Alternativa C — ❌ Incorreta
Sustenta que contratos de locação comercial não podem ser revistos em pandemia pela "natureza empresarial". A jurisprudência do STJ admite a revisão independentemente da qualificação das partes, desde que preenchidos os requisitos. A mera natureza empresarial não é óbice.
Alternativa D — ❌ Incorreta
Diz que a relação paritária (não consumerista) não impede revisão por desvalorização cambial excessiva. O STJ entende que a variação cambial, em contratos paritários, é ordinária e previsível (risco normal do negócio), não ensejando revisão. Portanto, a afirmação é contrária à jurisprudência.

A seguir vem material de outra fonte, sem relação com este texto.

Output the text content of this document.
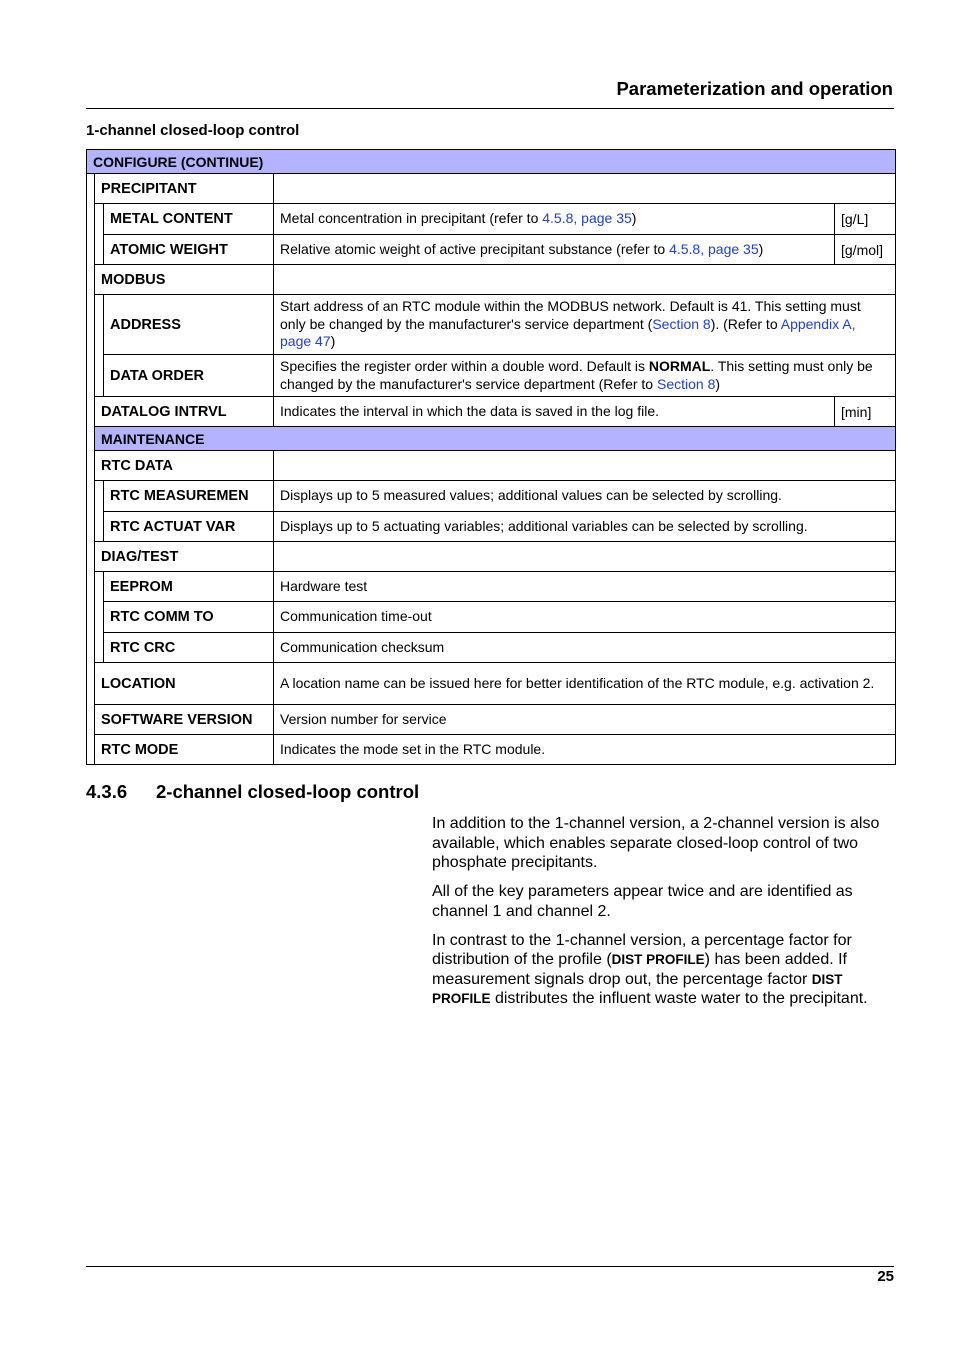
Parameterization and operation
1-channel closed-loop control
CONFIGURE (CONTINUE)				
	PRECIPITANT			
		METAL CONTENT	Metal concentration in precipitant (refer to 4.5.8, page 35)	[g/L]
		ATOMIC WEIGHT	Relative atomic weight of active precipitant substance (refer to 4.5.8, page 35)	[g/mol]
	MODBUS			
		ADDRESS	Start address of an RTC module within the MODBUS network. Default is 41. This setting must only be changed by the manufacturer's service department (Section 8). (Refer to Appendix A, page 47)	
		DATA ORDER	Specifies the register order within a double word. Default is NORMAL. This setting must only be changed by the manufacturer's service department (Refer to Section 8)	
	DATALOG INTRVL		Indicates the interval in which the data is saved in the log file.	[min]
	MAINTENANCE			
	RTC DATA			
		RTC MEASUREMEN	Displays up to 5 measured values; additional values can be selected by scrolling.	
		RTC ACTUAT VAR	Displays up to 5 actuating variables; additional variables can be selected by scrolling.	
	DIAG/TEST			
		EEPROM	Hardware test	
		RTC COMM TO	Communication time-out	
		RTC CRC	Communication checksum	
	LOCATION		A location name can be issued here for better identification of the RTC module, e.g. activation 2.	
	SOFTWARE VERSION		Version number for service	
	RTC MODE		Indicates the mode set in the RTC module.	
4.3.6 2-channel closed-loop control

In addition to the 1-channel version, a 2-channel version is also available, which enables separate closed-loop control of two phosphate precipitants.

All of the key parameters appear twice and are identified as channel 1 and channel 2.

In contrast to the 1-channel version, a percentage factor for distribution of the profile (DIST PROFILE) has been added. If measurement signals drop out, the percentage factor DIST PROFILE distributes the influent waste water to the precipitant.

25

Alternativa E — ❌ Incorreta
Classifica o aumento de mão de obra por convenção coletiva como "fato imprevisível". Esse reajuste é previsível (decorre de negociação coletiva periódica) e não se enquadra no art. 478. O STJ não considera hipótese de imprevisão para tais aumentos.
NÃO CAIA NESSA!
A banca explora a confusão entre "possibilidade de revisão" e "automatismo" (alternativa A) e tenta fazer o candidato aceitar como imprevisível o que é previsível (alternativa E). Fique atento: o reajuste salarial por convenção coletiva é evento esperado, não extraordinário.